Inocencia belongs to the world of the “incorrupt” – a Roman Catholic belief that Divine Intervention allows some humans to avoid decomposition after death as a sign of their holiness.
Although the Catholic church says it does not recognize embalmed bodies as incoruptibles, most investigators believe the 250 or so incorrupt saints displayed in churches around the world have undergone some kind of post-death processing, perhaps encasement with adipocere, or mortuary wax, and then painted.
Nonetheless, such rationalizing does not concern the faithful unduly and many Catholics gain solace and comfort from their adoration of “incorrupt” saints.
The Guadalajara diocese’s “official” story of how Inocencia came to find a resting place in the metropolitan Cathedral goes like this.
Inocencia was a bright young girl who loved to listen to her school friends talk about their “first communions.” One day, she returned home to tell her father that she also wanted to have a first communion. Her father became angry, hit her and told her to forget such “foolishness.”
She ran to her room crying, wishing that her dead mother was there to comfort her.
The next day Inocencia washed her tear-stained face and went to school as usual. On her way home she heard prayers and orations coming from inside of a house that she passed. She sat outside a window on a rock and began to repeat what she was hearing. Every day from then on, she would stop, sit, listen and learn the texts.

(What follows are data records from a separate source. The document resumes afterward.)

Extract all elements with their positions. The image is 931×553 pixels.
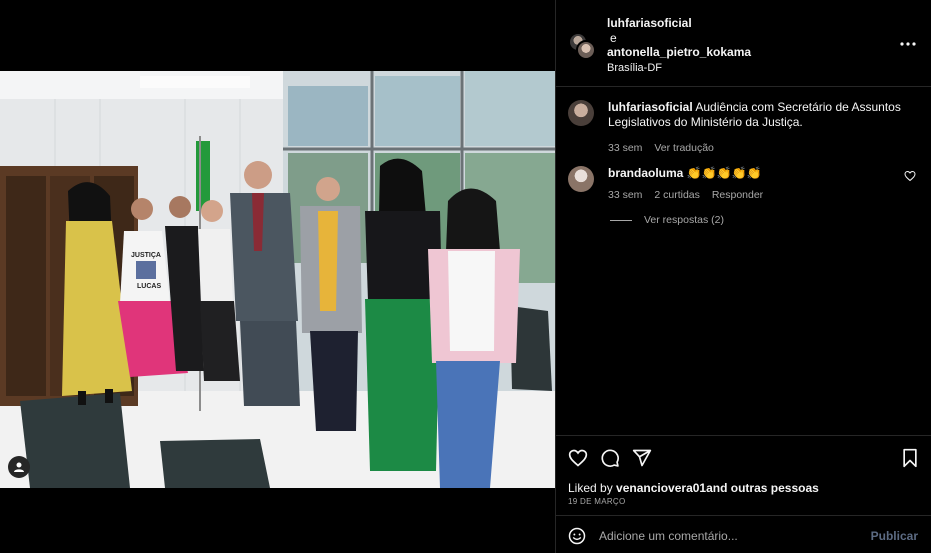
translate-link[interactable]: Ver tradução [654,142,714,154]
likes-prefix: Liked by [568,481,617,495]
bookmark-icon[interactable] [900,448,920,468]
view-replies-label: Ver respostas (2) [644,214,724,226]
heart-icon[interactable] [568,448,588,468]
comment-meta: 33 sem 2 curtidas Responder [608,188,908,203]
comment-avatar[interactable] [568,166,594,192]
caption-time[interactable]: 33 sem [608,142,642,154]
comment-username[interactable]: brandaoluma [608,166,683,180]
post-date[interactable]: 19 DE MARÇO [568,497,626,506]
comment-heart-icon[interactable] [904,170,916,182]
caption-username[interactable]: luhfariasoficial [608,100,693,114]
comment-icon[interactable] [600,448,620,468]
reply-button[interactable]: Responder [712,189,763,201]
likes-user[interactable]: venanciovera01 [616,481,706,495]
caption-body: luhfariasoficial Audiência com Secretári… [608,100,908,156]
author-username[interactable]: luhfariasoficial [607,16,751,31]
post-photo[interactable]: JUSTIÇA LUCAS [0,71,555,488]
coauthor-username[interactable]: antonella_pietro_kokama [607,45,751,60]
comment-body: brandaoluma 👏👏👏👏👏 33 sem 2 curtidas Resp… [608,166,908,203]
post-header: luhfariasoficial e antonella_pietro_koka… [556,0,931,87]
caption-meta: 33 sem Ver tradução [608,141,908,156]
likes-and: and [706,481,731,495]
author-avatars[interactable] [568,32,598,62]
replies-divider [610,219,632,221]
comment-box: Publicar [556,515,931,553]
likes-summary: Liked by venanciovera01and outras pessoa… [568,481,819,495]
author-names: luhfariasoficial e antonella_pietro_koka… [607,16,751,75]
share-icon[interactable] [632,448,652,468]
comment-likes[interactable]: 2 curtidas [654,189,700,201]
post-location[interactable]: Brasília-DF [607,61,751,76]
post-side-panel: luhfariasoficial e antonella_pietro_koka… [555,0,931,553]
coauthor-avatar[interactable] [576,40,596,60]
more-options-button[interactable] [898,34,918,54]
user-icon [14,462,24,472]
likes-others[interactable]: outras pessoas [731,481,819,495]
publish-button[interactable]: Publicar [871,529,918,543]
tagged-users-button[interactable] [8,456,30,478]
emoji-icon[interactable] [568,527,586,545]
actions-bar: Liked by venanciovera01and outras pessoa… [556,435,931,515]
comment-input[interactable] [599,527,859,545]
view-replies-button[interactable]: Ver respostas (2) [610,214,724,226]
shirt-text-justica: JUSTIÇA [131,252,161,259]
media-area: JUSTIÇA LUCAS [0,0,555,553]
author-conjunction: e [610,30,617,45]
comment-text: 👏👏👏👏👏 [686,166,762,180]
shirt-text-lucas: LUCAS [137,283,161,290]
comment-time[interactable]: 33 sem [608,189,642,201]
photo-illustration: JUSTIÇA LUCAS [0,71,555,488]
caption-avatar[interactable] [568,100,594,126]
more-icon [900,42,916,46]
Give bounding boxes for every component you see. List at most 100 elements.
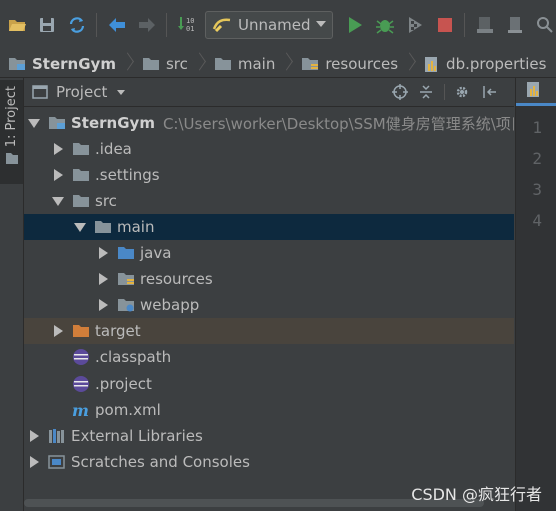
eclipse-file-icon [72,376,90,392]
excluded-folder-icon [72,323,90,339]
collapse-arrow-icon[interactable] [74,221,86,233]
tree-item-project[interactable]: .project [24,371,514,397]
tree-item-label: .idea [95,140,132,158]
tree-item-idea[interactable]: .idea [24,136,514,162]
tree-item-label: target [95,322,141,340]
project-tab-label: 1: Project [4,86,19,148]
locate-icon[interactable] [392,84,408,100]
run-icon[interactable] [344,14,366,36]
tree-item-scratches[interactable]: Scratches and Consoles [24,449,514,475]
tree-item-label: .classpath [95,348,172,366]
tree-item-classpath[interactable]: .classpath [24,344,514,370]
folder-icon [214,56,232,72]
forward-arrow-icon[interactable] [136,14,158,36]
module-folder-icon [48,115,66,131]
gear-icon[interactable] [454,84,470,100]
breadcrumb-item-src[interactable]: src [134,50,206,77]
project-folder-icon [8,56,26,72]
collapse-arrow-icon[interactable] [28,117,40,129]
resources-folder-icon [301,56,319,72]
tree-item-label: java [140,244,172,262]
coverage-icon[interactable] [404,14,426,36]
tree-item-label: webapp [140,296,200,314]
tree-item-resources[interactable]: resources [24,266,514,292]
tree-item-root[interactable]: SternGym C:\Users\worker\Desktop\SSM健身房管… [24,110,514,136]
breadcrumb: SternGym src main resources db.propertie… [0,50,556,78]
expand-arrow-icon[interactable] [52,325,64,337]
resources-folder-icon [117,271,135,287]
project-view-selector[interactable]: Project [32,83,126,101]
tree-item-label: main [117,218,155,236]
tree-item-pom[interactable]: m pom.xml [24,397,514,423]
tree-item-label: resources [140,270,213,288]
build-icon[interactable]: 10 01 [176,14,198,36]
breadcrumb-item-project[interactable]: SternGym [0,50,134,77]
save-icon[interactable] [36,14,58,36]
stop-icon[interactable] [434,14,456,36]
project-tree: SternGym C:\Users\worker\Desktop\SSM健身房管… [24,109,514,484]
breadcrumb-item-main[interactable]: main [206,50,293,77]
tree-item-label: .settings [95,166,160,184]
breadcrumb-label: main [237,54,276,73]
expand-arrow-icon[interactable] [28,430,40,442]
line-number: 2 [532,149,542,168]
tree-item-settings[interactable]: .settings [24,162,514,188]
folder-icon [94,219,112,235]
svg-text:m: m [72,402,89,418]
tree-item-java[interactable]: java [24,240,514,266]
folder-icon [142,56,160,72]
scratches-icon [48,454,66,470]
main-toolbar: 10 01 Unnamed [0,0,556,51]
tree-item-webapp[interactable]: webapp [24,292,514,318]
breadcrumb-label: SternGym [32,54,116,73]
editor-area: 1 2 3 4 [515,78,556,511]
tree-item-external-libraries[interactable]: External Libraries [24,423,514,449]
sync-icon[interactable] [66,14,88,36]
hide-panel-icon[interactable] [482,84,498,100]
panel-title: Project [56,83,108,101]
tree-item-src[interactable]: src [24,188,514,214]
back-arrow-icon[interactable] [106,14,128,36]
breadcrumb-item-resources[interactable]: resources [293,50,416,77]
web-folder-icon [117,297,135,313]
properties-file-icon [424,55,440,73]
project-tool-tab[interactable]: 1: Project [0,80,23,184]
expand-arrow-icon[interactable] [97,247,109,259]
run-config-label: Unnamed [238,16,311,34]
debug-icon[interactable] [374,14,396,36]
expand-arrow-icon[interactable] [97,273,109,285]
expand-arrow-icon[interactable] [28,456,40,468]
svg-text:01: 01 [186,25,194,33]
tree-item-label: Scratches and Consoles [71,453,250,471]
run-config-dropdown[interactable]: Unnamed [205,11,333,39]
tree-item-target[interactable]: target [24,318,514,344]
chevron-down-icon [117,89,126,95]
collapse-all-icon[interactable] [418,84,434,100]
project-panel-header: Project [24,78,514,107]
sdk-icon[interactable] [504,14,526,36]
expand-arrow-icon[interactable] [97,299,109,311]
tree-item-main[interactable]: main [24,214,514,240]
expand-arrow-icon[interactable] [52,169,64,181]
expand-arrow-icon[interactable] [52,143,64,155]
breadcrumb-item-db-properties[interactable]: db.properties [416,50,556,77]
tree-item-label: pom.xml [95,401,161,419]
tree-item-path: C:\Users\worker\Desktop\SSM健身房管理系统\项目 [162,114,514,133]
tool-window-strip: 1: Project [0,78,24,511]
library-icon [48,428,66,444]
breadcrumb-label: db.properties [446,54,547,73]
folder-icon [72,141,90,157]
open-folder-icon[interactable] [6,14,28,36]
collapse-arrow-icon[interactable] [52,195,64,207]
project-tab-icon [5,151,19,169]
line-number-gutter: 1 2 3 4 [516,106,556,511]
properties-file-icon [526,80,542,102]
breadcrumb-label: src [165,54,188,73]
project-structure-icon[interactable] [474,14,496,36]
tree-item-label: .project [95,375,152,393]
search-icon[interactable] [534,14,556,36]
tree-item-label: External Libraries [71,427,203,445]
line-number: 3 [532,180,542,199]
folder-icon [72,193,90,209]
editor-tab[interactable] [516,78,556,106]
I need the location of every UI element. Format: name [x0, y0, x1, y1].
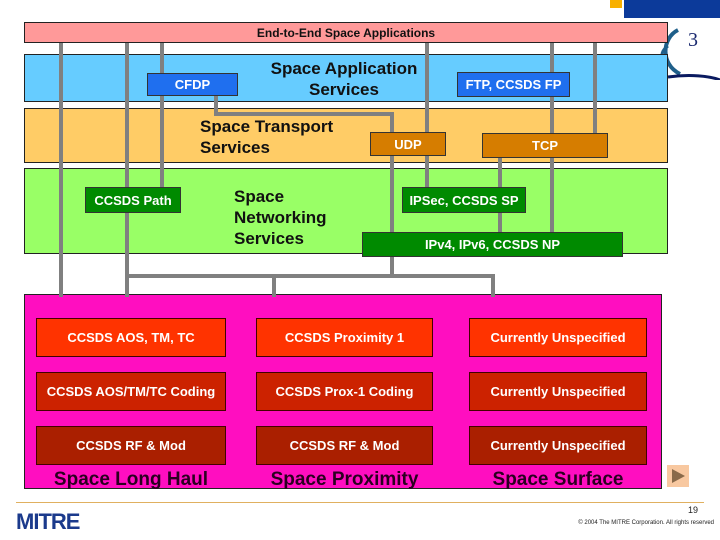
title-line: Services [234, 229, 304, 248]
title-line: Services [200, 138, 270, 157]
connector-line [491, 274, 495, 297]
next-slide-button[interactable] [667, 465, 689, 487]
ipsec-ccsds-sp-box: IPSec, CCSDS SP [402, 187, 526, 213]
page-number: 19 [687, 505, 698, 515]
copyright-notice: © 2004 The MITRE Corporation. All rights… [578, 520, 714, 526]
tcp-box: TCP [482, 133, 608, 158]
ipv4-ipv6-ccsds-np-box: IPv4, IPv6, CCSDS NP [362, 232, 623, 257]
svg-text:3: 3 [688, 29, 698, 51]
footer-divider [16, 502, 704, 503]
corner-accent-orange [610, 0, 622, 8]
connector-line [425, 42, 429, 190]
connector-line [593, 42, 597, 138]
link-box-surface-3: Currently Unspecified [469, 426, 647, 465]
title-line: Space Application [270, 59, 418, 78]
environment-label-long-haul: Space Long Haul [53, 469, 209, 490]
environment-label-surface: Space Surface [492, 469, 624, 490]
link-box-proximity-1: CCSDS Proximity 1 [256, 318, 433, 357]
title-line: Space [234, 187, 285, 206]
connector-bus [125, 274, 495, 278]
link-box-proximity-3: CCSDS RF & Mod [256, 426, 433, 465]
connector-line [160, 42, 164, 188]
title-line: Networking [234, 208, 327, 227]
cfdp-box: CFDP [147, 73, 238, 96]
mitre-logo: MITRE [16, 509, 80, 534]
ftp-ccsds-fp-box: FTP, CCSDS FP [457, 72, 570, 97]
connector-line [272, 274, 276, 297]
link-box-surface-1: Currently Unspecified [469, 318, 647, 357]
end-to-end-applications-bar: End-to-End Space Applications [24, 22, 668, 43]
connector-line [125, 42, 129, 297]
link-box-proximity-2: CCSDS Prox-1 Coding [256, 372, 433, 411]
title-line: Space Transport [200, 117, 334, 136]
networking-layer-title: Space Networking Services [234, 186, 327, 249]
title-line: Services [309, 80, 379, 99]
corner-accent-blue [624, 0, 720, 18]
connector-line [59, 42, 63, 297]
link-box-long-haul-3: CCSDS RF & Mod [36, 426, 226, 465]
environment-label-proximity: Space Proximity [270, 469, 419, 490]
link-box-long-haul-1: CCSDS AOS, TM, TC [36, 318, 226, 357]
ccsds-path-box: CCSDS Path [85, 187, 181, 213]
next-slide-arrow-icon [672, 469, 685, 483]
udp-box: UDP [370, 132, 446, 156]
transport-layer-title: Space Transport Services [200, 116, 333, 158]
link-box-surface-2: Currently Unspecified [469, 372, 647, 411]
link-box-long-haul-2: CCSDS AOS/TM/TC Coding [36, 372, 226, 411]
application-layer-title: Space Application Services [264, 58, 424, 100]
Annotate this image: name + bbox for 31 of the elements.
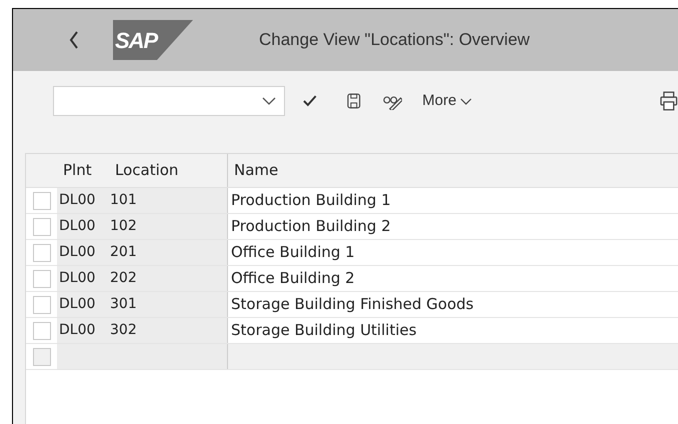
table-cell: 301 <box>109 292 228 317</box>
command-field[interactable] <box>53 86 286 116</box>
row-checkbox[interactable] <box>32 218 50 236</box>
window-title: Change View "Locations": Overview <box>259 29 530 52</box>
column-header[interactable]: Location <box>115 159 178 182</box>
table-cell: DL00 <box>57 318 109 343</box>
table-cell: DL00 <box>57 292 109 317</box>
table-cell: 101 <box>109 188 228 213</box>
save-icon[interactable] <box>347 93 361 109</box>
table-cell: 201 <box>109 240 228 265</box>
column-header[interactable]: Plnt <box>63 159 92 182</box>
table-cell: 202 <box>109 266 228 291</box>
table-cell: DL00 <box>57 240 109 265</box>
printer-icon[interactable] <box>660 91 678 111</box>
more-button[interactable]: More <box>422 90 472 112</box>
row-checkbox[interactable] <box>32 322 50 340</box>
table-cell: DL00 <box>57 214 109 239</box>
sap-logo: SAP <box>113 20 193 60</box>
chevron-down-icon <box>460 98 472 104</box>
row-checkbox[interactable] <box>32 244 50 262</box>
row-checkbox[interactable] <box>32 192 50 210</box>
table-cell: 102 <box>109 214 228 239</box>
row-checkbox[interactable] <box>32 296 50 314</box>
row-checkbox[interactable] <box>32 270 50 288</box>
column-header[interactable]: Name <box>234 159 278 182</box>
back-icon[interactable] <box>69 31 79 49</box>
chevron-down-icon[interactable] <box>262 97 276 105</box>
checkmark-icon[interactable] <box>303 95 318 107</box>
table-cell: DL00 <box>57 266 109 291</box>
table-cell: 302 <box>109 318 228 343</box>
table-cell: DL00 <box>57 188 109 213</box>
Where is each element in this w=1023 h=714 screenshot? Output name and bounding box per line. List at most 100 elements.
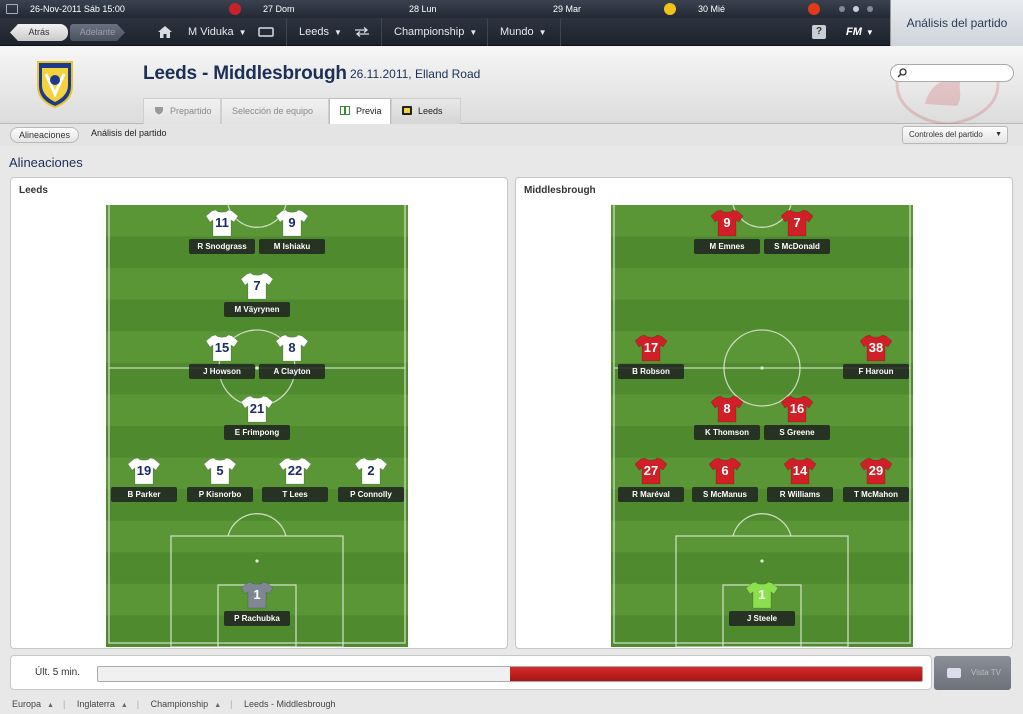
away-lineup-panel: Middlesbrough 9 M Emnes 7 S McDonald 17 B Rob…	[515, 177, 1013, 649]
shirt-number: 5	[216, 463, 224, 478]
player-marker[interactable]: 16 S Greene	[764, 395, 830, 449]
forward-button[interactable]: Adelante	[70, 24, 125, 41]
player-name: J Steele	[729, 611, 795, 626]
calendar-day[interactable]: 28 Lun	[409, 0, 437, 18]
club-menu[interactable]: Leeds ▼	[286, 18, 342, 46]
player-marker[interactable]: 14 R Williams	[767, 457, 833, 511]
momentum-bar-fill	[510, 667, 922, 681]
player-marker[interactable]: 1 P Rachubka	[224, 581, 290, 635]
player-marker[interactable]: 7 M Väyrynen	[224, 272, 290, 326]
player-name: F Haroun	[843, 364, 909, 379]
player-name: R Maréval	[618, 487, 684, 502]
inbox-icon[interactable]	[258, 27, 274, 37]
player-name: T McMahon	[843, 487, 909, 502]
transfer-arrows-icon[interactable]	[354, 27, 370, 37]
shirt-number: 27	[643, 463, 659, 478]
calendar-day[interactable]: 27 Dom	[263, 0, 295, 18]
player-marker[interactable]: 8 K Thomson	[694, 395, 760, 449]
home-team-name: Leeds	[19, 185, 48, 196]
manager-label: M Viduka	[188, 26, 234, 38]
shirt-number: 14	[792, 463, 808, 478]
player-marker[interactable]: 27 R Maréval	[618, 457, 684, 511]
player-marker[interactable]: 29 T McMahon	[843, 457, 909, 511]
match-controls-dropdown[interactable]: Controles del partido ▼	[902, 126, 1008, 144]
competition-menu[interactable]: Championship ▼	[381, 18, 477, 46]
navigation-bar: Atrás Adelante M Viduka ▼ Leeds ▼ Champion…	[0, 18, 890, 46]
world-menu[interactable]: Mundo ▼	[487, 18, 547, 46]
footer-crumb[interactable]: Inglaterra	[77, 699, 115, 709]
tab-label: Selección de equipo	[232, 106, 314, 116]
player-name: J Howson	[189, 364, 255, 379]
calendar-day[interactable]: 29 Mar	[553, 0, 581, 18]
momentum-label: Últ. 5 min.	[35, 667, 81, 678]
shirt-number: 21	[249, 401, 265, 416]
tab-prepartido[interactable]: Prepartido	[143, 98, 221, 124]
player-marker[interactable]: 1 J Steele	[729, 581, 795, 635]
player-marker[interactable]: 9 M Ishiaku	[259, 209, 325, 263]
chevron-down-icon: ▼	[865, 28, 874, 37]
tab-leeds[interactable]: Leeds	[391, 98, 461, 124]
player-marker[interactable]: 8 A Clayton	[259, 334, 325, 388]
shirt-number: 7	[793, 215, 801, 230]
world-label: Mundo	[500, 26, 534, 38]
player-marker[interactable]: 11 R Snodgrass	[189, 209, 255, 263]
calendar-day[interactable]: 30 Mié	[698, 0, 725, 18]
player-marker[interactable]: 19 B Parker	[111, 457, 177, 511]
player-name: P Connolly	[338, 487, 404, 502]
triangle-up-icon[interactable]: ▲	[47, 702, 54, 709]
footer-crumb[interactable]: Championship	[151, 699, 209, 709]
alineaciones-button[interactable]: Alineaciones	[10, 127, 80, 143]
triangle-up-icon[interactable]: ▲	[121, 702, 128, 709]
triangle-up-icon[interactable]: ▲	[214, 702, 221, 709]
shirt-number: 38	[868, 340, 884, 355]
sub-navigation: Alineaciones Análisis del partido Contro…	[0, 124, 1023, 146]
player-marker[interactable]: 22 T Lees	[262, 457, 328, 511]
player-marker[interactable]: 9 M Emnes	[694, 209, 760, 263]
player-name: B Parker	[111, 487, 177, 502]
calendar-bar: 26-Nov-2011 Sáb 15:00 27 Dom 28 Lun 29 M…	[0, 0, 890, 18]
back-button[interactable]: Atrás	[10, 24, 68, 41]
player-marker[interactable]: 5 P Kisnorbo	[187, 457, 253, 511]
player-marker[interactable]: 2 P Connolly	[338, 457, 404, 511]
match-title: Leeds - Middlesbrough	[143, 63, 347, 84]
player-marker[interactable]: 38 F Haroun	[843, 334, 909, 388]
player-marker[interactable]: 17 B Robson	[618, 334, 684, 388]
calendar-scroll-controls[interactable]	[835, 0, 890, 18]
footer-crumb[interactable]: Leeds - Middlesbrough	[244, 699, 336, 709]
tv-view-button[interactable]: Vista TV	[934, 656, 1011, 690]
tv-icon	[947, 668, 961, 678]
help-button[interactable]: ?	[812, 25, 826, 39]
player-name: S McManus	[692, 487, 758, 502]
calendar-icon[interactable]	[6, 4, 18, 14]
shirt-number: 2	[367, 463, 375, 478]
chevron-down-icon: ▼	[469, 28, 478, 37]
shirt-number: 17	[643, 340, 659, 355]
shirt-number: 22	[287, 463, 303, 478]
tab-previa[interactable]: Previa	[329, 98, 391, 124]
tab-seleccion-equipo[interactable]: Selección de equipo	[221, 98, 329, 124]
tab-label: Prepartido	[170, 106, 212, 116]
home-icon[interactable]	[158, 26, 172, 38]
footer-crumb[interactable]: Europa	[12, 699, 41, 709]
player-marker[interactable]: 21 E Frimpong	[224, 395, 290, 449]
manutd-crest-icon	[808, 3, 820, 15]
player-name: S Greene	[764, 425, 830, 440]
player-marker[interactable]: 6 S McManus	[692, 457, 758, 511]
tv-view-label: Vista TV	[971, 668, 1001, 677]
shirt-number: 8	[288, 340, 296, 355]
match-controls-label: Controles del partido	[909, 130, 983, 139]
player-marker[interactable]: 7 S McDonald	[764, 209, 830, 263]
shirt-number: 8	[723, 401, 731, 416]
player-marker[interactable]: 15 J Howson	[189, 334, 255, 388]
manager-menu[interactable]: M Viduka ▼	[176, 18, 247, 46]
shirt-number: 11	[215, 215, 229, 230]
search-input[interactable]	[890, 64, 1014, 82]
shirt-number: 19	[136, 463, 152, 478]
lineup-icon	[340, 106, 350, 115]
chevron-down-icon: ▼	[538, 28, 547, 37]
shirt-number: 16	[789, 401, 805, 416]
search-icon	[897, 68, 907, 78]
fm-menu-button[interactable]: FM ▼	[846, 18, 874, 46]
section-title: Alineaciones	[9, 155, 83, 170]
leeds-crest-icon	[37, 61, 73, 108]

One day, the nun giving the catechism classes heard Inocencia repeating her lessons from outside the window. She invited the girl inside to join the others. Unbeknown to her father, Inocencia remained in the class until she was ready to take the Eucharist.
On the great day, Inocencia, resplendent in a white dress the nun had lent her and candle in hand, received the body of Christ along with other children.
Filled with joy, she returned home to give her father the good news. He wasn’t in the living room but she found him in the kitchen. When Inocencia told her father that she had taken her first communion, he turned around with his head bowed and plunged a knife into her chest.
Neighbors carried Inocencia’s body to the Cathedral, where she was laid out for all to see as a silent example of the deep love of a child for the Eucharist.